= Bob Greene (fitness) =

American exercise physiologist

Bob Greene (born December 8, 1958) is an American exercise physiologist and certified personal trainer specializing in fitness, metabolism, and weight loss. Greene is the creator of Best Life, a diet and fitness plan, and Best Life Foods, which sells a line of butter substitutes.

==Biography==
===Education===
Greene was born in Cherry Hill, New Jersey and is a graduate of Cherry Hill High School East.

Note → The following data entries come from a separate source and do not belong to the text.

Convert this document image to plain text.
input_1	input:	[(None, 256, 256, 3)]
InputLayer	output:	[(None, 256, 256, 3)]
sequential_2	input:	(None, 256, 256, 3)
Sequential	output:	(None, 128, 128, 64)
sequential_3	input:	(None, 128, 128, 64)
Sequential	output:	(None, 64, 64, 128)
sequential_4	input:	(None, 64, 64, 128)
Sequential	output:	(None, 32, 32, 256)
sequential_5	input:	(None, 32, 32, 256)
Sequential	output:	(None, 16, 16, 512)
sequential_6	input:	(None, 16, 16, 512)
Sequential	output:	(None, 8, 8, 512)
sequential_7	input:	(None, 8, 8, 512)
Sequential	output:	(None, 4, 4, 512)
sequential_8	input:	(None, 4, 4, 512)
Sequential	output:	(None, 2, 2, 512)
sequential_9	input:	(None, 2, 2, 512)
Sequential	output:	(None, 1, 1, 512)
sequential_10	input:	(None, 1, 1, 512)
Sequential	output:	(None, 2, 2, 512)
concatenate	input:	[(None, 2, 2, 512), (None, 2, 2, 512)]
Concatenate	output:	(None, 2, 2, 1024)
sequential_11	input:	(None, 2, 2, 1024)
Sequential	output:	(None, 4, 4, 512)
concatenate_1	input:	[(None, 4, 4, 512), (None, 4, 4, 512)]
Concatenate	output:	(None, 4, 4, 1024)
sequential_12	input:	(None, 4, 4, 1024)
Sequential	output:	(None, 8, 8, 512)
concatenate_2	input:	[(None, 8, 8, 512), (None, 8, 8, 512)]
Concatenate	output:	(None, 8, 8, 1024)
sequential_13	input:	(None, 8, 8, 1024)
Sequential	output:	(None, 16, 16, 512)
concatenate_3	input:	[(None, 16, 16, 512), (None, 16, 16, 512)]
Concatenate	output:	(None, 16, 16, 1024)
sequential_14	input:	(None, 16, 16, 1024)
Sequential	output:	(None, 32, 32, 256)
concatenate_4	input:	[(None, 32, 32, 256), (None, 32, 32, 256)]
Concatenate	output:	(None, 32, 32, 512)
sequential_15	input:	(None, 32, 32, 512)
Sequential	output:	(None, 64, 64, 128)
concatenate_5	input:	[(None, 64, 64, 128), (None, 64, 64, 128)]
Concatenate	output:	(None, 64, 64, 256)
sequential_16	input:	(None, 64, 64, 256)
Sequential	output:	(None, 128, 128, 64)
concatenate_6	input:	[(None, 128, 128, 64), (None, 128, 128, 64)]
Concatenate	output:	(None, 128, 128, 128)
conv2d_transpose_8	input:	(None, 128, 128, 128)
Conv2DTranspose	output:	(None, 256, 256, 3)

Greene studied physical education at the University of Delaware and then went on to get a master's degree in exercise physiology from the University of Arizona. He is a member of the American College of Sports Medicine.

===Career===
Greene has authored over ten books concerning weight-loss, diet and health, including two books co-authored by Oprah Winfrey. He was a frequent guest on The Oprah Winfrey Show, has a radio show on the "Oprah and Friends" satellite radio network and is a contributor to O. He lives in Santa Barbara, California with his wife, Urania, and their daughter. Winfrey was the "Best Woman" at his 2005 wedding.

==Books==
- The Life You Want, by Bob Greene, 2010; ISBN 978-1-4165-8836-8.
- Best Life Diet, by Bob Greene, 2006; ISBN 1-4165-4066-0.
- Best Life Diet Daily Journal, by Bob Greene, ISBN 1-4165-4314-7.
- Make the Connection: Ten Steps to a Better Body and a Better Life, by Bob Greene and Oprah Winfrey, 1999; ISBN 0-7868-8298-0.
- A Journal of Daily Renewal: The Companion to Make the Connection, by Bob Greene and Oprah Winfrey, 1996; ISBN 0-7868-8215-8.
- Keep the Connection: Choices for a Better and Healthier Life, by Bob Greene, 2004; ISBN 0-7868-8895-4.
- Get With the Program!: Getting Real About Your Weight, Health, and Emotional Well-Being, by Bob Greene, Sydny Miner (Editor), 2002; ISBN 0-7432-3804-4.
- Get With the Program! Daily Journal, by Bob Greene, 2002; ISBN 0-7432-3834-6.
- Get With the Program! Guide to Good Eating: Great Food for Good Health, by Bob Greene, Bonni Leon-Berman (Designed by), 2003; ISBN 0-7432-4310-2.
- The Get With The Program! Guide to Fast Food and Family Restaurants, by Bob Greene, 2003; ISBN 0-7432-5621-2.
- Bob Greene's Total Body Makeover: An Accelerated Program of Exercise and Nutrition for Maximum Results in Minimum Time, by Bob Greene, 2004; ISBN 0-7432-5405-8.